The concept of cloning people is getting old, but in cinema, it’s getting more time to be explored in a variety of ways. When back in the 90s or earlier, planet Mars was the priority, having people replaced with their humanoid version is the new thing. Therefore, each writer or director tries to dig deep into new technology that might be our nearest future.
Sarah(Karen Gillan)just got diagnosed with a terminal illness. She does not have much time left to leave but doctors fail to provide timelines. Yet, they tell her, “we’re ready for your funeral because it will be sooner than you can imagine.” Thinking about what to do and how, the woman is offered to approach an organization that offers a simple and futuristic cloning procedure called “Replacement.” The idea is to teach the clone to be like Sarah, so she can easily pass for her once the original passes away. All is good except for one unpredictable circumstance – Sarah’s cancer has gone miraculously and the clone must be destroyed, which, the clone herself does not want.

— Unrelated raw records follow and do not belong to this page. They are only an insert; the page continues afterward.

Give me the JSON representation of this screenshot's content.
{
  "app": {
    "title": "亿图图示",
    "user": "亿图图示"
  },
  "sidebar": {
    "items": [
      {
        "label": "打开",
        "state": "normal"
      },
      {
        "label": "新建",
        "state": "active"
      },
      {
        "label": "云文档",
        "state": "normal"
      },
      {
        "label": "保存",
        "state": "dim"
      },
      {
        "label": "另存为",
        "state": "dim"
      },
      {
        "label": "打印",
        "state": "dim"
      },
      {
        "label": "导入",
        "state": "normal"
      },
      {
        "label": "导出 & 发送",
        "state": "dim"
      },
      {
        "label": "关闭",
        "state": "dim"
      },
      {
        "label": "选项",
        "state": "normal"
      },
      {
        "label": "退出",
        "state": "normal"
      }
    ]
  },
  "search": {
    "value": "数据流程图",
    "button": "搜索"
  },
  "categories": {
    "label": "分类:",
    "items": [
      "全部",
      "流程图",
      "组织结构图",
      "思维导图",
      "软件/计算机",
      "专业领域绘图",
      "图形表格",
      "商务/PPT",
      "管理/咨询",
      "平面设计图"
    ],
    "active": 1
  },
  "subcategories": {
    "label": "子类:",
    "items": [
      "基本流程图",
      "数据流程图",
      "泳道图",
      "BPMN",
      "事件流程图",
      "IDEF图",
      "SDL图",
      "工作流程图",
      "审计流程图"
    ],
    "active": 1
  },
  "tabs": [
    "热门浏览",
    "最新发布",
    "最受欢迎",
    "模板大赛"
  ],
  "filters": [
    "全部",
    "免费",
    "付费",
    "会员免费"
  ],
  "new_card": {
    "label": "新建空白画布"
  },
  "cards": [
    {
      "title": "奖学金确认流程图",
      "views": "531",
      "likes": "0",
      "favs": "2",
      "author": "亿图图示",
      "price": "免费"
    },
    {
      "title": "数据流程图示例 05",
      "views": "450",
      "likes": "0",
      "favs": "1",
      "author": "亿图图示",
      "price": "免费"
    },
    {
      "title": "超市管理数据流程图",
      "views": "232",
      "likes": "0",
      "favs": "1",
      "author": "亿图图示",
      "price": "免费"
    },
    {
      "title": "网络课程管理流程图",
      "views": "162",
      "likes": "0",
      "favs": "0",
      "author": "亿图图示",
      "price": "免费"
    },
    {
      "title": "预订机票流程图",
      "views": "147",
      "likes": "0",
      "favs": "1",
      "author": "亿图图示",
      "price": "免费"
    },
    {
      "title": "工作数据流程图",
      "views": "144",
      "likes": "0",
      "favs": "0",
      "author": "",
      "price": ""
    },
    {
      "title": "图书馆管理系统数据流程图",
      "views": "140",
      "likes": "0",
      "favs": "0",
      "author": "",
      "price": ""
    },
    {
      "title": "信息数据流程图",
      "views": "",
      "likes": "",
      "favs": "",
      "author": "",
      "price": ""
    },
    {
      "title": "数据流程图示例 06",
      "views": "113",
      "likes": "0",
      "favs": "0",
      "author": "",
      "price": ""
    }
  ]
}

Written and directed by Riley Steams, “Dual” is a much better film about clones than what you will be seeing in “After Yang.” As a matter of fact, the clone In this film is considered a fully functioning human being that must be able to lead a human life without any impediments. A clone that knows what he or she wants and make all the decisions for herself, if one is to judge by the clone of Sarah. There is one particular line that will make you think, “I did not choose to be brought to this life,” one clone says. So why would that clone have to go, if it realizes the delicious taste of human life?
Of course, as is every other film, “Dual” is far from being perfect. But what is good about it is that Riley Steams does not try to turn his film into a grandiose affair, rather focuses on the storyline cleverly, makes a few adjustments and lets the actor do the rest. At times, it is a funny film but with the serious concept of people that are willing to have the replacement of their loved ones so they don’t have to mourn the loss the way they could have. Yes, the process of grief is easy in this film. But trust me, as you get into it, you will realize, God forbid, if any of us were to go through the same thing Sarah did, especially, when she will have to decide whether to live or die through the duel with her clone, the replacement of her won’t go away without a fight.